Alan Currans photo
(This article was first published in the September 1972 edition of Custom Car magazine)
Since back-motored rigs are accepted Stateside as the way to go it came as no surprise to the drag racing fraternity when Ray Hoare - one of the sport's ultra-perfectionists - rolled out a rear-engined digger at this year's Custom Car Show. Ray's previous car - the slingshot Chevy rail colour-featured in our September '71 issue - was also his first, but what he lacked in experience Ray made up by his insistence on installing the very best hardware. The front-engined Saxon was one of the sharpest diggers on the strip and the only thing that stopped the car realising its full performance potential was its owner's desire to move with the times. To get up front.
So up front he went. That meant a new frame, a new body and a new motor set-up. The new Saxon packs a John Woolfe Racing Z28 short-block 302 Chevy mill - originally intended for Formula 5000 or some equally disgusting motorsport - hogged out to withstand eventual loadings of up to 80% nitro. At first Ray plans to shake the motor down with straight methanol or pump gas, switching to a more exotic mix when the plot is sorted.
Just about all of the motor's innards are purpose-built drag parts, from the hi-rev Crane cam kit and 4in Forged True pistons hung with TRW rings to the Carillo rods. Compression ration is 11.5-to-1.
Fuel injection is a Hilborn big-bore unit, with ignition in the hands of a Scintilla mag hooked up to a set of Autolite (sorry, Motorcraft), Champion, NGK, or whatever plugs Ray finally selects. Valvoline is the oil chosen, with Wynns adding a little extra protection.

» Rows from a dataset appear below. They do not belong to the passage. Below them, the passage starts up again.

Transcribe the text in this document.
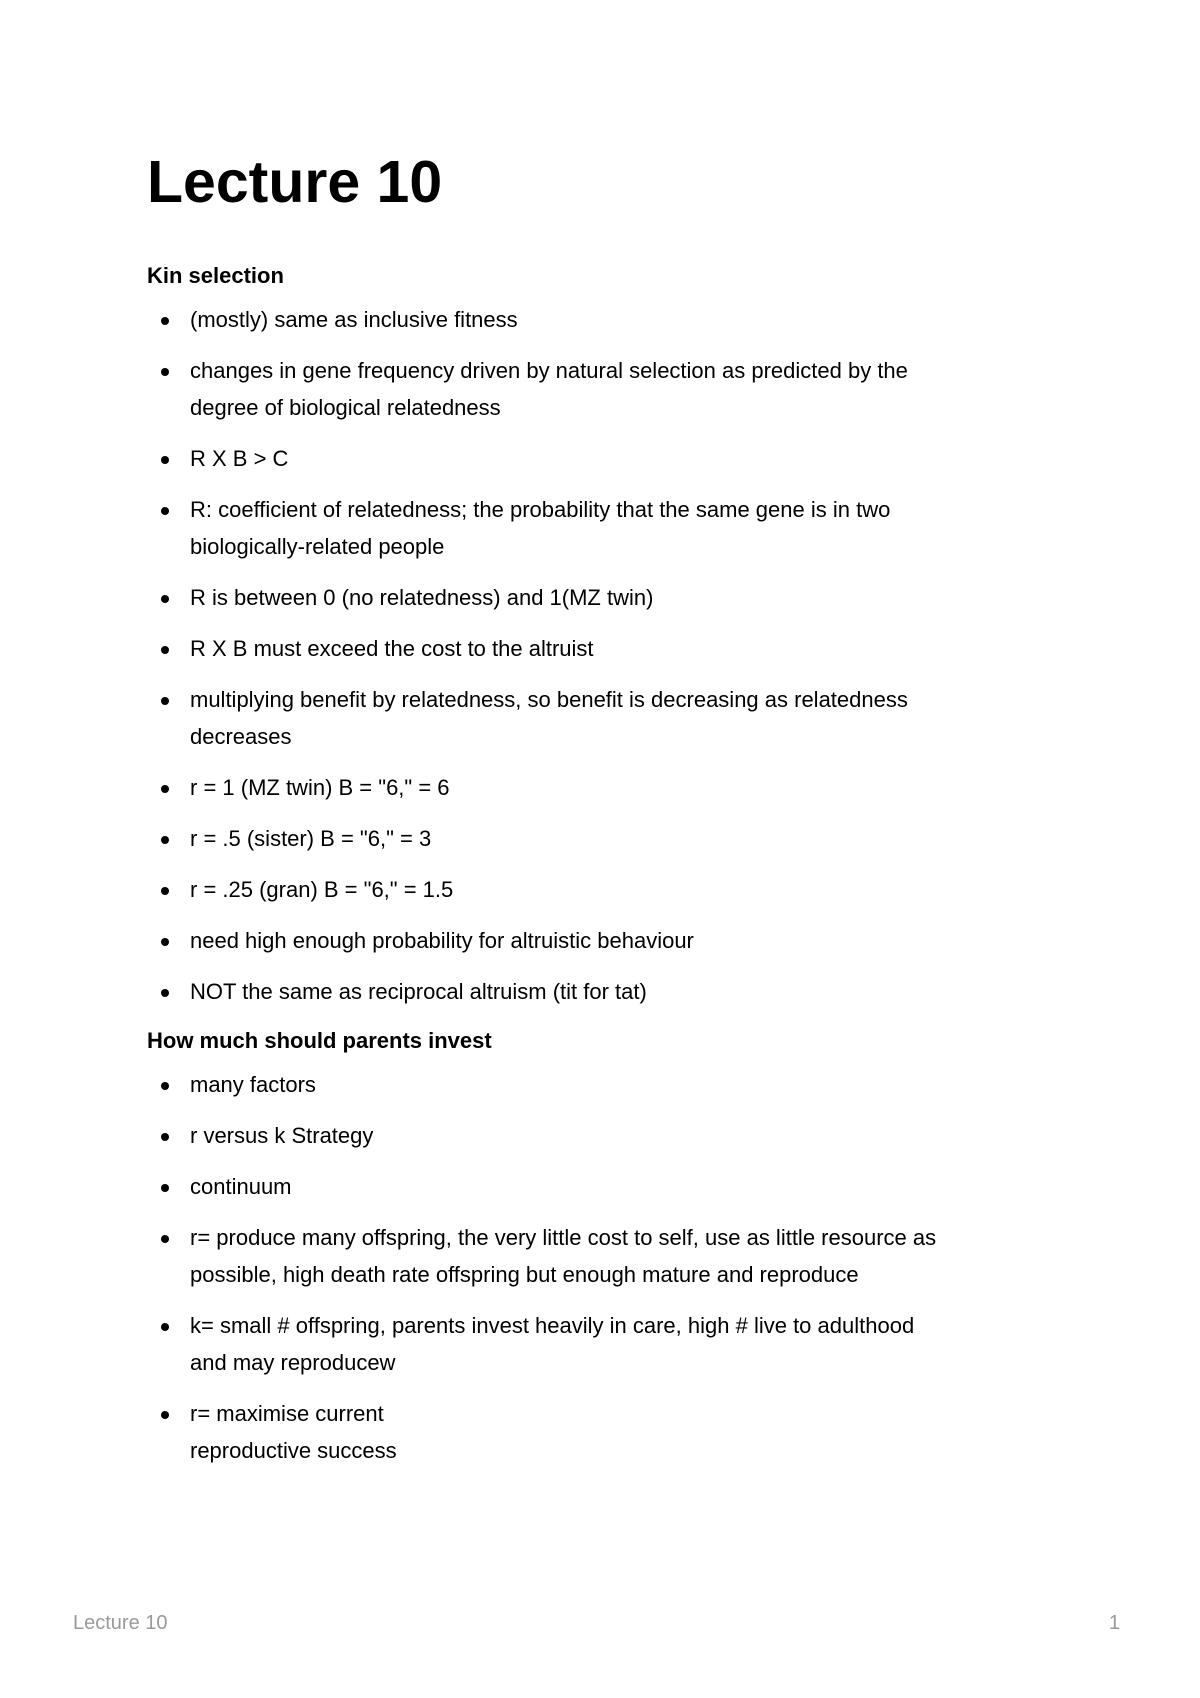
Lecture 10
Kin selection
(mostly) same as inclusive fitness
changes in gene frequency driven by natural selection as predicted by the
degree of biological relatedness
R X B > C
R: coefficient of relatedness; the probability that the same gene is in two
biologically-related people
R is between 0 (no relatedness) and 1(MZ twin)
R X B must exceed the cost to the altruist
multiplying benefit by relatedness, so benefit is decreasing as relatedness
decreases
r = 1 (MZ twin) B = "6," = 6
r = .5 (sister) B = "6," = 3
r = .25 (gran) B = "6," = 1.5
need high enough probability for altruistic behaviour
NOT the same as reciprocal altruism (tit for tat)
How much should parents invest
many factors
r versus k Strategy
continuum
r= produce many offspring, the very little cost to self, use as little resource as
possible, high death rate offspring but enough mature and reproduce
k= small # offspring, parents invest heavily in care, high # live to adulthood
and may reproducew
r= maximise current
reproductive success
Lecture 10	1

At present the Saxon runs a Schiefer dual-plate clutch hooked to the Schiefer 40lb steel flywheel, but later in the season there are plans to ship in one of the latest slider clutches. Protecting spectators in the event of a clutch explosion (Ray's OK, he's out front) is a Lakewood hydroformed steel scattershield. Major engine parts suppliers were John Woolfe Racing.
Rear end is the unit from the previous car - a narrowed 4.56-to-1 unit from a '59 Chevy Impala - as are the Woolferace mags and M&H 14in slicks. When Ray put together the back-mounted brakes for the original car he fitted a set of drums, but new BDR&HRA safety regs calling for discs on all-new dragsters meant a modification for the new car and Ray has since installed a lightweight disc assembly. Back-up stopping system features a British Irvin chute.
Ray fabricated the tube front axle himself using Allard Dragon hubs wheels (yes, you can still buy them in this country) mated to Ford E93A spindles. Front tyres are 2.75-15 Dunlop Strip-hogs, suspension conventional torsion bar.
Material for the Saxon's 140in-wheelbase chassis came from Alan Ing's Alanton Engineering, drag goodies outfit, and is headed by 18g 1žin tube main rails. Super-neat panelling is in 20g aluminium, again from Alanton, and carries a trick red, blue and gold metalflake paintjob courtesy of Pat Cuss (Fibreglass Applications). Ray handled the signwriting himself.
At racemeets Ray is behind the tiller (a home-made butterfly), while Pete Steff wrenches,drives the pushcar and together with Roy Cockbill acts as a shoulder to lean on when there's a problem.
Saxon is designed to give the big rails a fright and Ray has closely followed the formula of the highly successful 'Outcast Junior' Stateside junior fueler in his construction, so there's no doubt the car is capable of running with the money in mind. Only time will tell. If the back-motor idea doesn't work Ray will probably debut a front-wheel drive rail at next year's Custom Car Show.